Conceição pone paños fríos a la polémica y respalda el rol de Cristiano en Portugal
En medio del debate generado tras el empate 1-1 de Portugal ante la República Democrática del Congo en su debut mundialista, Francisco Conceição salió a matizar las críticas sobre una supuesta dependencia del equipo hacia Cristiano Ronaldo y defendió la dinámica interna de la selección dirigida por Roberto Martínez.
El atacante portugués, de 23 años, fue claro al rechazar la idea de que exista una obligación de buscar constantemente al capitán en el campo. “No tenemos ninguna obligación ni necesidad de pasarle el balón”, afirmó, en declaraciones realizadas durante la concentración del equipo en Palm Beach, Florida.

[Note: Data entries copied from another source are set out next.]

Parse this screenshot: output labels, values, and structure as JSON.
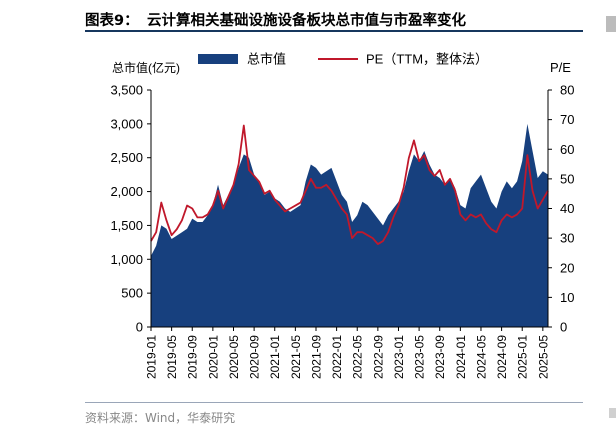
{
  "header": {
    "figure_label": "图表9：",
    "title": "云计算相关基础设施设备板块总市值与市盈率变化"
  },
  "footer": {
    "source": "资料来源：Wind，华泰研究"
  },
  "colors": {
    "area": "#17407e",
    "line": "#c0182b",
    "rule": "#17375e"
  },
  "chart_data": {
    "type": "area",
    "title": "",
    "y_left_label": "总市值(亿元)",
    "y_right_label": "P/E",
    "y_left_range": [
      0,
      3500
    ],
    "y_left_ticks": [
      "0",
      "500",
      "1,000",
      "1,500",
      "2,000",
      "2,500",
      "3,000",
      "3,500"
    ],
    "y_right_range": [
      0,
      80
    ],
    "y_right_ticks": [
      "0",
      "10",
      "20",
      "30",
      "40",
      "50",
      "60",
      "70",
      "80"
    ],
    "x_ticks": [
      "2019-01",
      "2019-05",
      "2019-09",
      "2020-01",
      "2020-05",
      "2020-09",
      "2021-01",
      "2021-05",
      "2021-09",
      "2022-01",
      "2022-05",
      "2022-09",
      "2023-01",
      "2023-05",
      "2023-09",
      "2024-01",
      "2024-05",
      "2024-09",
      "2025-01",
      "2025-05"
    ],
    "x_range": [
      "2019-01",
      "2025-06"
    ],
    "legend": {
      "position": "top",
      "entries": [
        "总市值",
        "PE（TTM，整体法）"
      ]
    },
    "grid": false,
    "series": [
      {
        "name": "总市值",
        "axis": "left",
        "type": "area",
        "points": [
          [
            "2019-01",
            1050
          ],
          [
            "2019-02",
            1200
          ],
          [
            "2019-03",
            1500
          ],
          [
            "2019-04",
            1450
          ],
          [
            "2019-05",
            1300
          ],
          [
            "2019-06",
            1350
          ],
          [
            "2019-07",
            1400
          ],
          [
            "2019-08",
            1450
          ],
          [
            "2019-09",
            1600
          ],
          [
            "2019-10",
            1550
          ],
          [
            "2019-11",
            1550
          ],
          [
            "2019-12",
            1650
          ],
          [
            "2020-01",
            1800
          ],
          [
            "2020-02",
            2100
          ],
          [
            "2020-03",
            1800
          ],
          [
            "2020-04",
            1950
          ],
          [
            "2020-05",
            2100
          ],
          [
            "2020-06",
            2350
          ],
          [
            "2020-07",
            2550
          ],
          [
            "2020-08",
            2500
          ],
          [
            "2020-09",
            2250
          ],
          [
            "2020-10",
            2150
          ],
          [
            "2020-11",
            1950
          ],
          [
            "2020-12",
            2000
          ],
          [
            "2021-01",
            1900
          ],
          [
            "2021-02",
            1850
          ],
          [
            "2021-03",
            1750
          ],
          [
            "2021-04",
            1700
          ],
          [
            "2021-05",
            1750
          ],
          [
            "2021-06",
            1800
          ],
          [
            "2021-07",
            2150
          ],
          [
            "2021-08",
            2400
          ],
          [
            "2021-09",
            2350
          ],
          [
            "2021-10",
            2250
          ],
          [
            "2021-11",
            2300
          ],
          [
            "2021-12",
            2350
          ],
          [
            "2022-01",
            2150
          ],
          [
            "2022-02",
            1950
          ],
          [
            "2022-03",
            1850
          ],
          [
            "2022-04",
            1550
          ],
          [
            "2022-05",
            1650
          ],
          [
            "2022-06",
            1850
          ],
          [
            "2022-07",
            1800
          ],
          [
            "2022-08",
            1700
          ],
          [
            "2022-09",
            1600
          ],
          [
            "2022-10",
            1500
          ],
          [
            "2022-11",
            1650
          ],
          [
            "2022-12",
            1750
          ],
          [
            "2023-01",
            1850
          ],
          [
            "2023-02",
            2000
          ],
          [
            "2023-03",
            2300
          ],
          [
            "2023-04",
            2550
          ],
          [
            "2023-05",
            2450
          ],
          [
            "2023-06",
            2600
          ],
          [
            "2023-07",
            2400
          ],
          [
            "2023-08",
            2250
          ],
          [
            "2023-09",
            2200
          ],
          [
            "2023-10",
            2100
          ],
          [
            "2023-11",
            2200
          ],
          [
            "2023-12",
            2050
          ],
          [
            "2024-01",
            1800
          ],
          [
            "2024-02",
            1750
          ],
          [
            "2024-03",
            2050
          ],
          [
            "2024-04",
            2150
          ],
          [
            "2024-05",
            2250
          ],
          [
            "2024-06",
            2050
          ],
          [
            "2024-07",
            1850
          ],
          [
            "2024-08",
            1750
          ],
          [
            "2024-09",
            2000
          ],
          [
            "2024-10",
            2150
          ],
          [
            "2024-11",
            2050
          ],
          [
            "2024-12",
            2150
          ],
          [
            "2025-01",
            2450
          ],
          [
            "2025-02",
            3000
          ],
          [
            "2025-03",
            2600
          ],
          [
            "2025-04",
            2200
          ],
          [
            "2025-05",
            2300
          ],
          [
            "2025-06",
            2250
          ]
        ]
      },
      {
        "name": "PE（TTM，整体法）",
        "axis": "right",
        "type": "line",
        "points": [
          [
            "2019-01",
            29
          ],
          [
            "2019-02",
            32
          ],
          [
            "2019-03",
            42
          ],
          [
            "2019-04",
            36
          ],
          [
            "2019-05",
            31
          ],
          [
            "2019-06",
            33
          ],
          [
            "2019-07",
            36
          ],
          [
            "2019-08",
            41
          ],
          [
            "2019-09",
            40
          ],
          [
            "2019-10",
            37
          ],
          [
            "2019-11",
            37
          ],
          [
            "2019-12",
            38
          ],
          [
            "2020-01",
            41
          ],
          [
            "2020-02",
            46
          ],
          [
            "2020-03",
            40
          ],
          [
            "2020-04",
            44
          ],
          [
            "2020-05",
            48
          ],
          [
            "2020-06",
            55
          ],
          [
            "2020-07",
            68
          ],
          [
            "2020-08",
            53
          ],
          [
            "2020-09",
            51
          ],
          [
            "2020-10",
            49
          ],
          [
            "2020-11",
            45
          ],
          [
            "2020-12",
            46
          ],
          [
            "2021-01",
            43
          ],
          [
            "2021-02",
            41
          ],
          [
            "2021-03",
            39
          ],
          [
            "2021-04",
            40
          ],
          [
            "2021-05",
            41
          ],
          [
            "2021-06",
            42
          ],
          [
            "2021-07",
            46
          ],
          [
            "2021-08",
            50
          ],
          [
            "2021-09",
            47
          ],
          [
            "2021-10",
            47
          ],
          [
            "2021-11",
            48
          ],
          [
            "2021-12",
            46
          ],
          [
            "2022-01",
            43
          ],
          [
            "2022-02",
            40
          ],
          [
            "2022-03",
            38
          ],
          [
            "2022-04",
            30
          ],
          [
            "2022-05",
            32
          ],
          [
            "2022-06",
            32
          ],
          [
            "2022-07",
            31
          ],
          [
            "2022-08",
            30
          ],
          [
            "2022-09",
            28
          ],
          [
            "2022-10",
            29
          ],
          [
            "2022-11",
            32
          ],
          [
            "2022-12",
            37
          ],
          [
            "2023-01",
            41
          ],
          [
            "2023-02",
            47
          ],
          [
            "2023-03",
            57
          ],
          [
            "2023-04",
            63
          ],
          [
            "2023-05",
            56
          ],
          [
            "2023-06",
            58
          ],
          [
            "2023-07",
            53
          ],
          [
            "2023-08",
            51
          ],
          [
            "2023-09",
            53
          ],
          [
            "2023-10",
            48
          ],
          [
            "2023-11",
            50
          ],
          [
            "2023-12",
            46
          ],
          [
            "2024-01",
            38
          ],
          [
            "2024-02",
            36
          ],
          [
            "2024-03",
            38
          ],
          [
            "2024-04",
            37
          ],
          [
            "2024-05",
            38
          ],
          [
            "2024-06",
            35
          ],
          [
            "2024-07",
            33
          ],
          [
            "2024-08",
            32
          ],
          [
            "2024-09",
            36
          ],
          [
            "2024-10",
            38
          ],
          [
            "2024-11",
            37
          ],
          [
            "2024-12",
            38
          ],
          [
            "2025-01",
            40
          ],
          [
            "2025-02",
            58
          ],
          [
            "2025-03",
            46
          ],
          [
            "2025-04",
            40
          ],
          [
            "2025-05",
            43
          ],
          [
            "2025-06",
            46
          ]
        ]
      }
    ]
  }
}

Portugal retomó este domingo los entrenamientos con la mirada puesta en su segundo compromiso del Grupo K, ante Uzbekistán en Houston, duelo en el que buscará su primera victoria del torneo tras un inicio que dejó dudas en el funcionamiento ofensivo.
Lejos de alimentar la controversia, Conceição destacó el valor de Ronaldo dentro del grupo y su vigencia como referente goleador. “Cristiano es un ejemplo por el hambre que demuestra cada día, como si fuera su última sesión de entrenamiento. No creo que haya nadie como él en ese aspecto”, señaló.
El jugador del combinado luso insistió en que las decisiones dentro del campo responden a la lectura natural del juego y no a jerarquías predeterminadas. “Le paso el balón a quien está mejor desmarcado en ese momento. Todo es instinto, no hay tiempo para pensar en otra cosa”, explicó.
Asimismo, subrayó que el rol de Ronaldo es el mismo que el de cualquier otro integrante del plantel: aportar al funcionamiento colectivo. “Cristiano está aquí para ayudar, igual que cualquier otro jugador de la selección”, añadió.
El encuentro también tuvo un matiz especial para Conceição, quien debutó en una Copa del Mundo en ese partido, 24 años después de que su padre, Sérgio Conceição, disputara el Mundial de Corea-Japón 2002 con la selección portuguesa.
Con Portugal obligado a reaccionar en el Grupo K, el equipo se enfoca en ajustar su funcionamiento ofensivo sin perder de vista el liderazgo y la influencia de su máxima figura.